Schmidheiny married secondly to fellow divorcee Austrian-born Viktoria Werner (born 1956), a physician originally from Vienna, in 2012. She has two children on her own.

In 2025, his net worth was estimated by Bilanz to be CHF3.8 billion.

=== Legal disputes ===
Schmidheiny has been involved in trials in Italy since 2012, connected to the use of asbestos in the factories of Eternit.

He admitted in an interview in 2015 that the strain from the legal proceedings in Italy had deeply affected him.
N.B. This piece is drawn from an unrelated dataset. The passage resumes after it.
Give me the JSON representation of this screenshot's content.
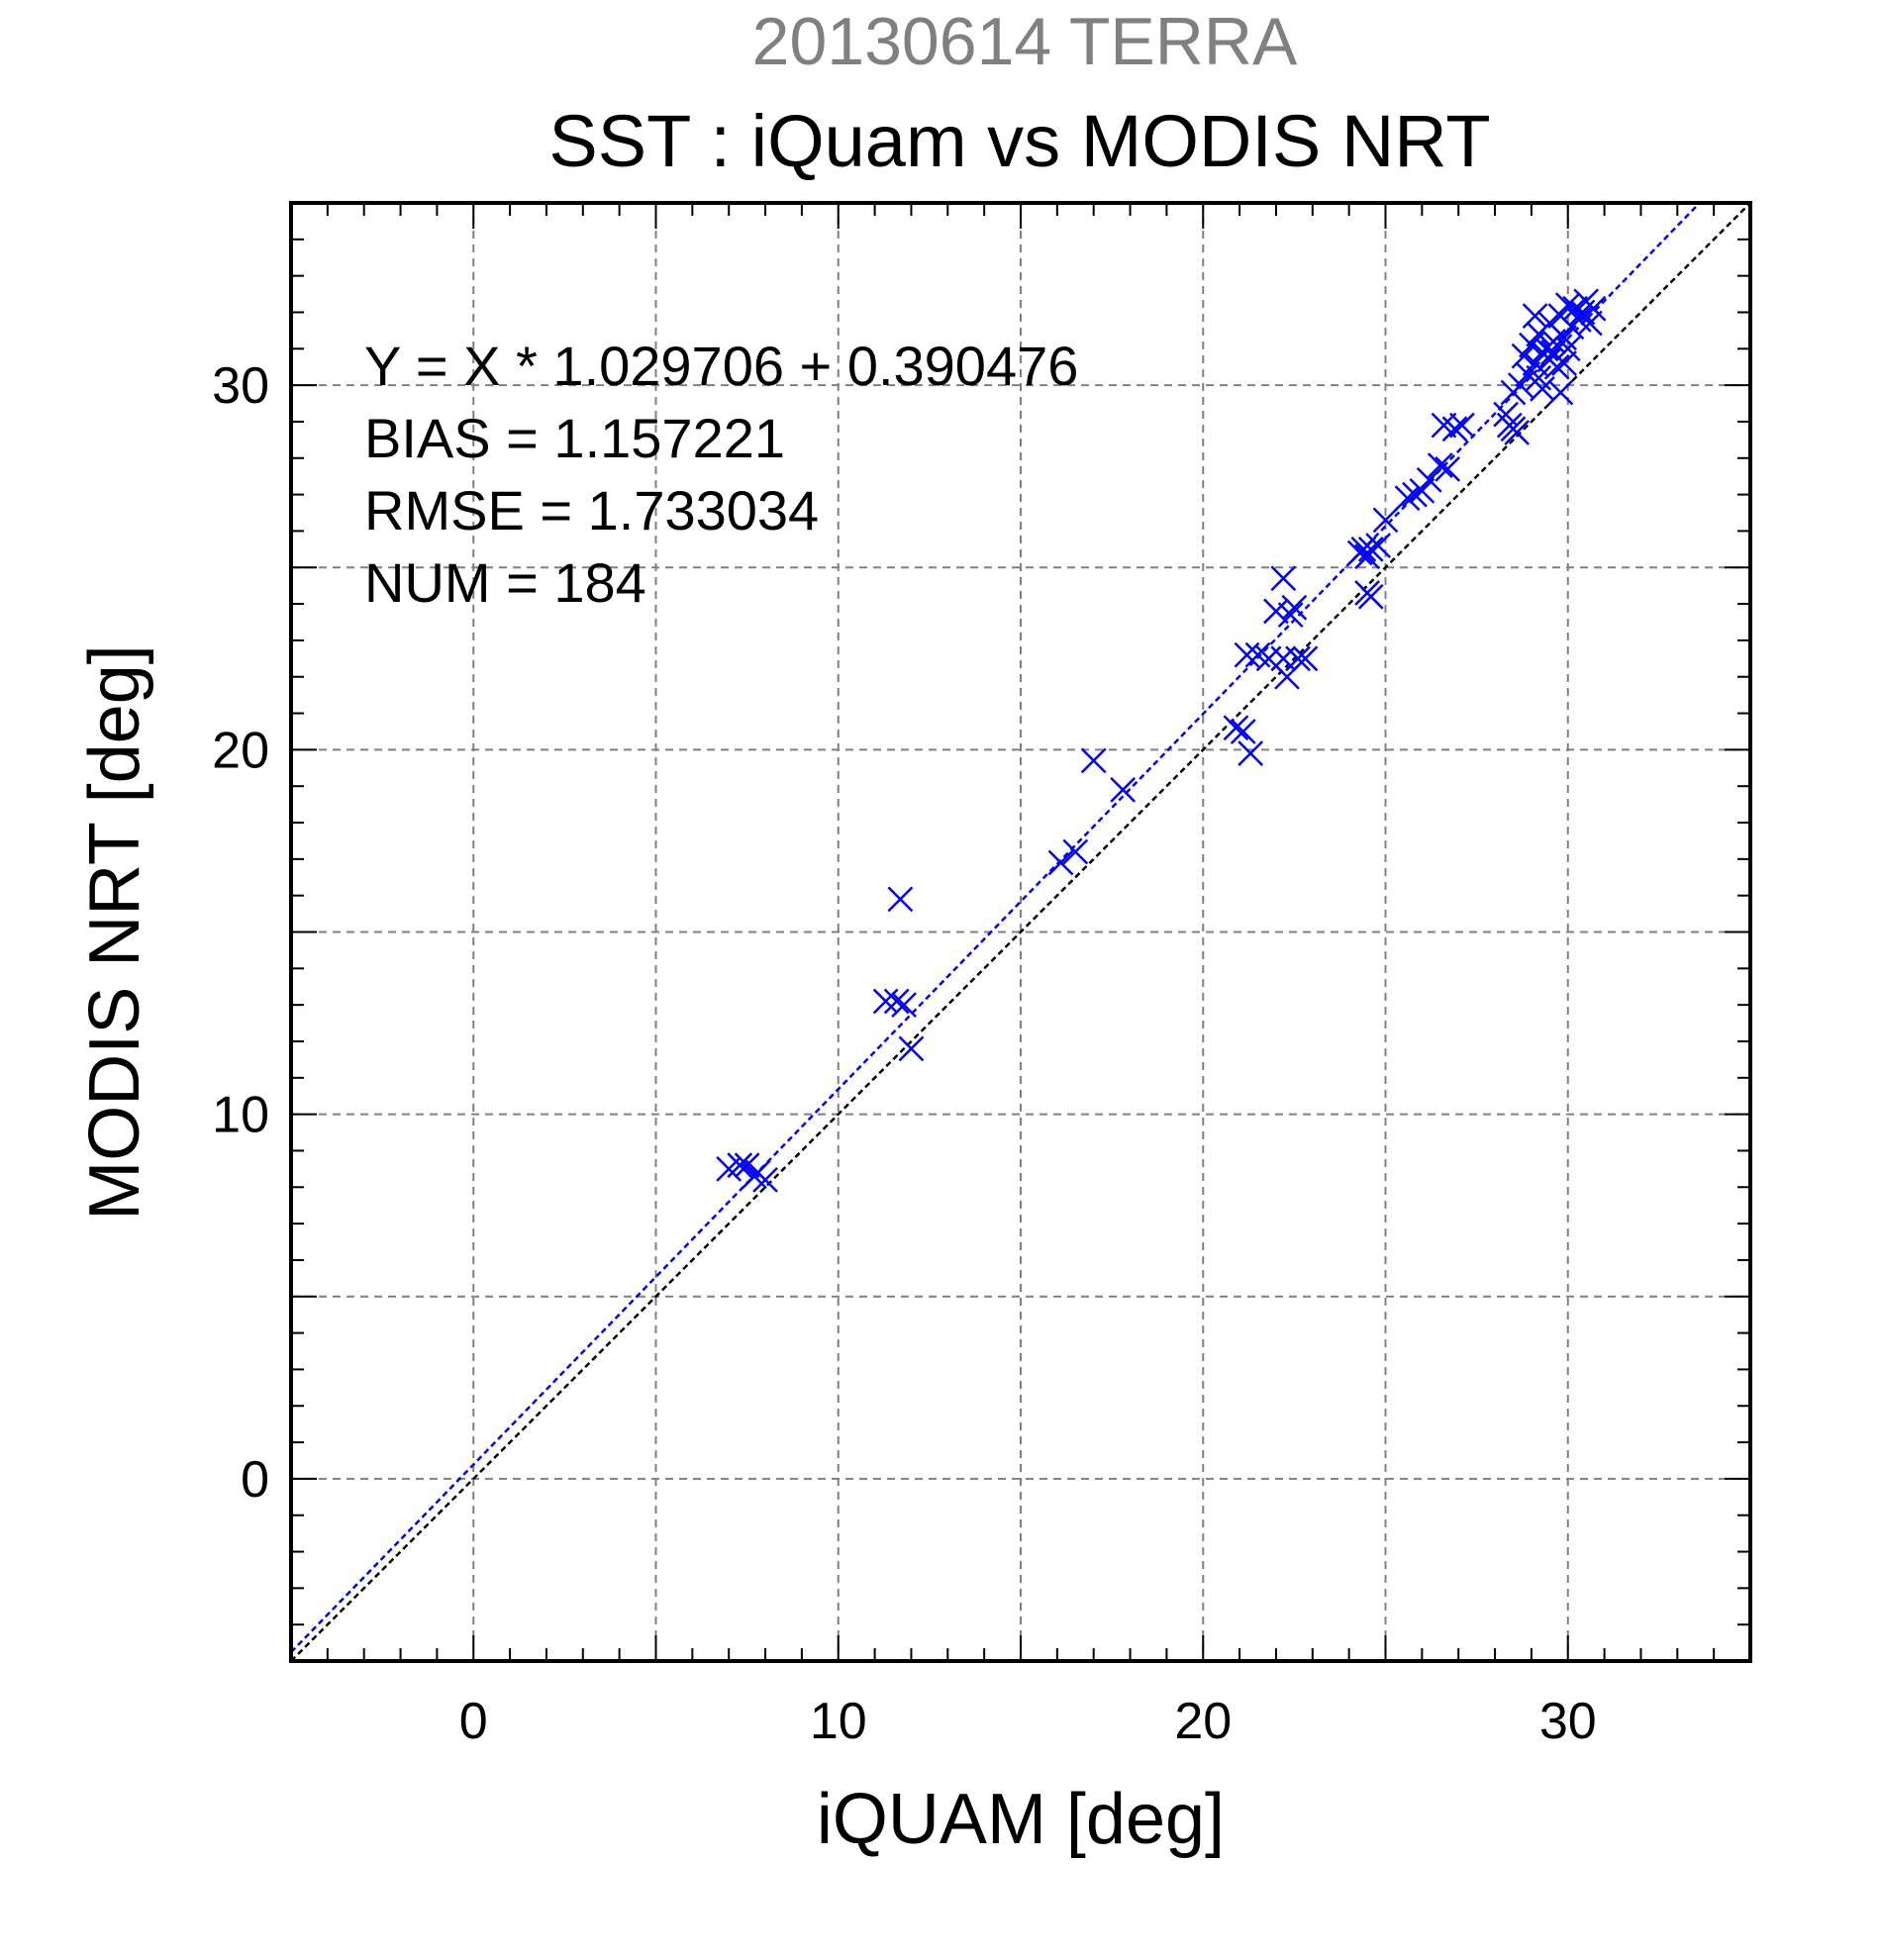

Beyond the aforementioned legal proceedings, Schmidheiny set up funds for victims of asbestos-related diseases in South Africa and Italy, as these countries had no successor company to Eternit, which could bear the financial consequences of asbestos exposure.

In May 2019, Schmidheiny was sentenced to four years in prison by a Turin court for involuntary manslaughter in the death of two workers. The ruling followed a decade-long battle between Schmidheiny, the Italian government, former Eternit workers, and residents of towns near the company's asbestos plants. Prosecutor Gianfranco Colace said the ruling set a precedent on deaths from cancer and pulmonary diseases, which can take years to develop after contact with asbestos fiber In 2023, he was sentenced to 12 years in prison on aggravated manslaughter charges related to the deaths of 392 people in Casale Monferrato.

In October 2025, the Turin Court of Appeals reduced his sentence from Novara Court’s twelve year ruling to nine years and six months for aggravated manslaughter.

===Awards===
In 1993, Schmidheiny received an honorary doctorate from the Instituto Centroamerica de Administración de Empresas (INCAE), Costa Rica and the same honorary doctorate in 1996 by Yale University.

In 2001, Schmidheiny received the Zayed International Prize for the Environment for "Environmental Action Leading to Positive Change in Society".